In summertime when I go out, I don’t take the raincoat with me. On what basis am I not expecting it to rain during summer?. Isn’t it my past experience gives me that knowledge and estimate the outcome?. The expected value in probability theory leverages such a pattern in data to make a good representation of data.
But wait, don’t we already have measures to represent data like mean, median, mode, variance, etc. ?. The convenience of them is to represent the data with just a single number.
Sometimes we plan our journey using the average time it takes to reach from point A to B. Sometimes such planning goes pretty bad also.
While selling a property we often prefer the maximum profit and when we buy we prefer the minimum expense. In short, the usage of mathematical measures is contextual. In this post, we will see the very reason for the existence of the expected value in probability theory.
Expected value can be thought of as an advanced version of mean value. The strength and weakness of the mean value is its sensitiveness to outliers. A single outlier can shift the mean value to a significant extent. The expected value tries to address this problem by using a weighted averaging operation.
Here we can relate the raincoat example to the probability of occurance. The experience element here is the probability of occurance of data values. Here we know that some data values are more frequent than others from experience.
A real-life scenario
Let’s take a real-life example. The graph below shows how the monthly wheat price (AFN) in Afghanistan changed from 2003-2017. It is interesting to note a price surge in 2008 and Afghan farmers tried to cope with that.

The average value of price here is 18.87 AFN, and we see why it fails the purpose of representing the data for the period. In such situations, the histogram of the same data gives better representation.

Here we can say the monthly wheat price was between 11-26 most of the time.

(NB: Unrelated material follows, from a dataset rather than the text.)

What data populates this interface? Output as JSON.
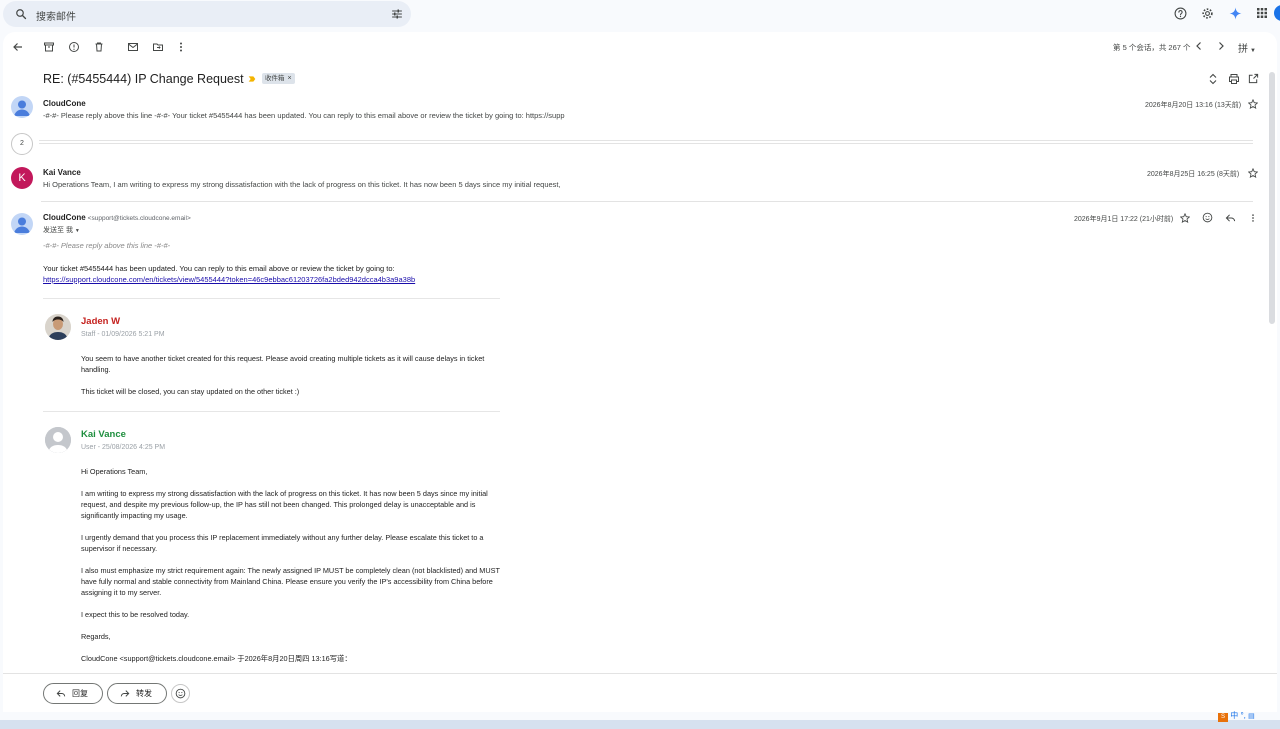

Can we extend this to a single value so that we don’t lose much information but can still represent the data better than the mean value?.
The technical stuff
The idea is to use weighted averaging. Higher weightage is applied to frequent data points and less weightage to less frequent ones. The probability of occurrence of data points is their weightage value. Mathematically it is represented as
$\mathbf{E}[X]=\sum_{i=1}^{k}x_ip_i$
The summation is used instead of integral because we are dealing with discrete values.
What if all data values were equally probable? will the mean value and expected value be the same?. Yes, in such situations we will get the same result for both measures.
Another case is the probability distribution of data was not uniform but symmetric around a center point. Here also the mean value and expected value will be the same. The average value fails when the data is non-uniform and non-symmetric.
The law of large numbers states that the arithmetic mean of the values almost surely converges to the expected value as the number of repetitions approaches infinity. The expected value is also known as the expectation, mathematical expectation, or the first moment.
The key insight here is that the expected value is more of a theoretical measure representing the center value of a stream of numbers. The arithmetic mean approaches this value as the number of samples goes high enough. In some situations, we have access to the probability distribution (or experience). Then we don’t need a large number of data points to compute the single representative measure that is accurate enough.
An empirical example
The following figure shows how the average value of 6 side dice roll converges to its expected value as the number of trials increases.

Conclusion
Expected value forms the cornerstone of disciplines such as reinforcement learning (RL). RL algorithms use the expected value of the reward to achieve tasks. In general, all applications dealing with uncertainty and random variables heavily employ properties of expected value.